Does anyone have quantitative information on the delta-v overhead involved with low thrust interplanetary transfers? Looking at accelerations of roughly 0.00032 m/s/s from LEO to the Earth-Mars region. Paper references or handbooks would be useful.
To get the delta V of a slow, low thrust spiral from one circular orbit to another coplanar circular orbit, use the difference between the speeds of the two circular orbits. See this Wikipedia article.
Speed of earth orbit is about 30 km/s. Mars is about 24 km/s. Delta V would be (30-24) km/s, about 6 km/s.
LEO to escape would be a 7.7 km/s orbit to a 0 km/s orbit at infinity. Though you wouldn't have to go infinity for escape, more like just the edge of earth's sphere of influence about a million kilometers out. So I'd say more like 7 km/s.
Low Mars orbit is about 3.4 km/s. Spiraling in from the edge of Mars sphere of influence to low Mars orbit would take around 3 km/s, I believe.
7+6+3 is 16. 16 km/s is my guestimate for a very low thrust trip from Low Earth Orbit to Low Mars Orbit.
Good books on this topic include "Interplanetary Mission Analysis and Design" by Stephen Kemble (Springer, 2006) and "Orbit & Constellation Design & Management" by James Wertz et al. (Microcosm, 2001).
The approximate delta-v for a slowly spiralling transfer over many orbits is, as pointed out already by HopDavid, the difference in orbital speeds for a transfer between circular coplanar orbits. This approximation does not apply to a Mars transfer as your 0.00032 m/s^2 acceleration can reach the required delta-v in much less than one orbit. You may however use it as an upper bound and the Hohmann transfer delta-v as a lower bound.
In order to get to Mars with a low-thrust electrical propulsion system, you will need to (1) escape Earth orbit (2) transfer to Mars and (3) capture into Mars orbit.
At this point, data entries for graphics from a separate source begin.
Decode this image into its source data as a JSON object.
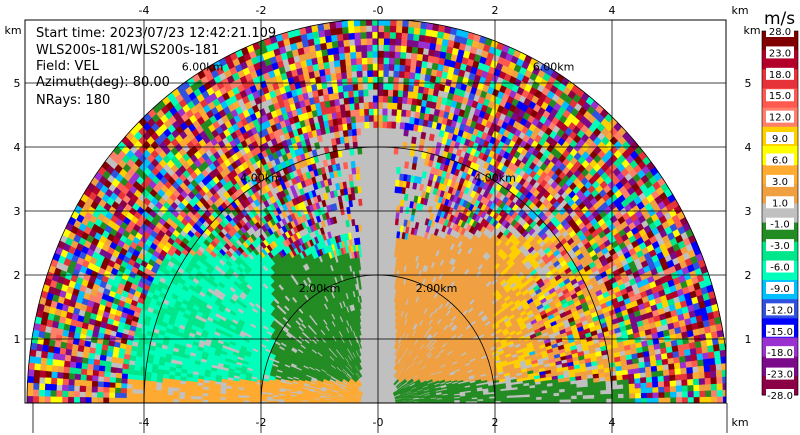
{
  "info": {
    "start_time": "Start time: 2023/07/23 12:42:21.109",
    "instrument": "WLS200s-181/WLS200s-181",
    "field": "Field: VEL",
    "azimuth": "Azimuth(deg): 80.00",
    "nrays": "NRays: 180"
  },
  "colorbar": {
    "unit_label": "m/s",
    "levels": [
      "28.0",
      "23.0",
      "18.0",
      "15.0",
      "12.0",
      "9.0",
      "6.0",
      "3.0",
      "1.0",
      "-1.0",
      "-3.0",
      "-6.0",
      "-9.0",
      "-12.0",
      "-15.0",
      "-18.0",
      "-23.0",
      "-28.0"
    ],
    "colors": [
      "#800000",
      "#b3002a",
      "#e6333a",
      "#ff5a50",
      "#ff7f6a",
      "#ffd000",
      "#ffff00",
      "#ffaa30",
      "#f0a040",
      "#c0c0c0",
      "#228b22",
      "#00e68a",
      "#00ffbb",
      "#00bfff",
      "#3050e0",
      "#0000ff",
      "#9b30d0",
      "#7a0a8a",
      "#8b0045"
    ]
  },
  "chart_data": {
    "type": "heatmap",
    "description_field": "VEL",
    "xlabel": "",
    "ylabel": "",
    "x_unit": "km",
    "y_unit": "km",
    "xlim": [
      -6.0,
      6.0
    ],
    "ylim": [
      0,
      5.6
    ],
    "x_ticks": [
      "-4",
      "-2",
      "-0",
      "2",
      "4"
    ],
    "y_ticks": [
      "1",
      "2",
      "3",
      "4",
      "5"
    ],
    "range_rings": [
      {
        "radius_km": 2.0,
        "label": "2.00km"
      },
      {
        "radius_km": 4.0,
        "label": "4.00km"
      },
      {
        "radius_km": 6.0,
        "label": "6.00km"
      }
    ],
    "max_range_km": 6.0,
    "azimuth_deg": 80.0,
    "nrays": 180,
    "grid": true
  }
}
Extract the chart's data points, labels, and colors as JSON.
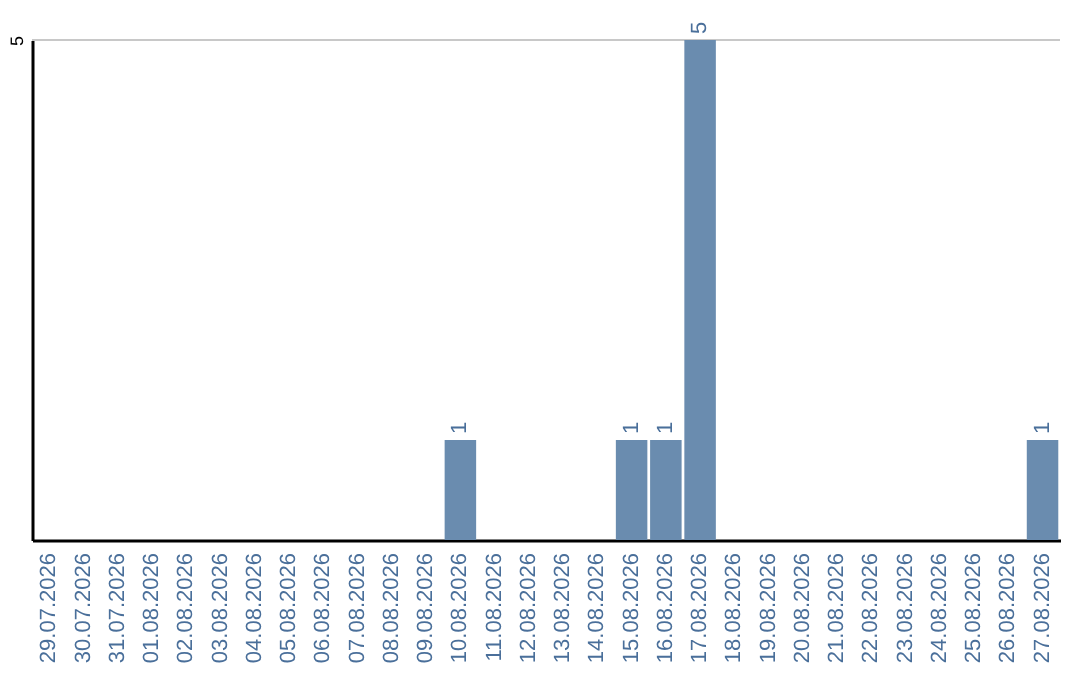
{
  "chart_data": {
    "type": "bar",
    "categories": [
      "29.07.2026",
      "30.07.2026",
      "31.07.2026",
      "01.08.2026",
      "02.08.2026",
      "03.08.2026",
      "04.08.2026",
      "05.08.2026",
      "06.08.2026",
      "07.08.2026",
      "08.08.2026",
      "09.08.2026",
      "10.08.2026",
      "11.08.2026",
      "12.08.2026",
      "13.08.2026",
      "14.08.2026",
      "15.08.2026",
      "16.08.2026",
      "17.08.2026",
      "18.08.2026",
      "19.08.2026",
      "20.08.2026",
      "21.08.2026",
      "22.08.2026",
      "23.08.2026",
      "24.08.2026",
      "25.08.2026",
      "26.08.2026",
      "27.08.2026"
    ],
    "values": [
      null,
      null,
      null,
      null,
      null,
      null,
      null,
      null,
      null,
      null,
      null,
      null,
      1,
      null,
      null,
      null,
      null,
      1,
      1,
      5,
      null,
      null,
      null,
      null,
      null,
      null,
      null,
      null,
      null,
      1
    ],
    "data_labels": true,
    "color": "#6a8caf",
    "ylim": [
      0,
      5
    ],
    "yticks": [
      5
    ],
    "ref_lines": [
      {
        "axis": "y",
        "value": 5,
        "color": "#c8c8c8"
      }
    ]
  }
}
The spacecraft will start in whatever orbit the launch vehicle initially injected it, then use either continuous thrust or thrust-coast arcs (coasting near apogee to increase efficiency) to get into a translunar orbit from where escape is possible by gravity assist (cutting about 800m/s off the delta-v requirement). It is possible that the launch vehicle may put you directly in a trans-lunar orbit but something similar to geosynchronous transfer orbit is more likely. Delta-v to trans-lunar orbit in that case should be around 3km/s for continous thrust (3.2 km/s in the slightly lower acceleration example given by Kemble; much more than the 750m/s for high thrust). To solve the problem with your own numbers you would use Lagrange's orbital equations. (Starting on p. 226 of Kemble or p. 63 of Wertz. This post is already getting too long...)
After lunar flyby, you will still not have enough hyperbolic excess to reach Mars. That would be about 3km/s for a typical launch window with high-thrust propulsion minus the small hyperbolic excess you have after the lunar flyby. Since the Oberth effect is no longer working in your favour, you will need roughly this amount of delta-v (with high thrust). That amounts to >3 months of thrust in your example but still much less than the semi-period of the transfer orbit. Expect somewhere in the lower half of 3km/s < delta-v < 6km/s to get you from Earth escape to Mars-crossing orbit.
Hyperbolic velocities at Mars insertion will be similar to Earth escape but there is no major moon for gravity assist. (It is possible to get a free injection by making use of the Lagrange points. I will neglect this as taking too long.) How much delta-v this requires will depend on your requirements and I don't think it is part of the question.
You can further reduce the delta-v requirement with only slight increase in transfer time if you assume that the spacecraft performs an Earth flyby a short while after Earth escape (with a deep-space manoeuvre in-between). Mars flyby before insertion is also useful but less so.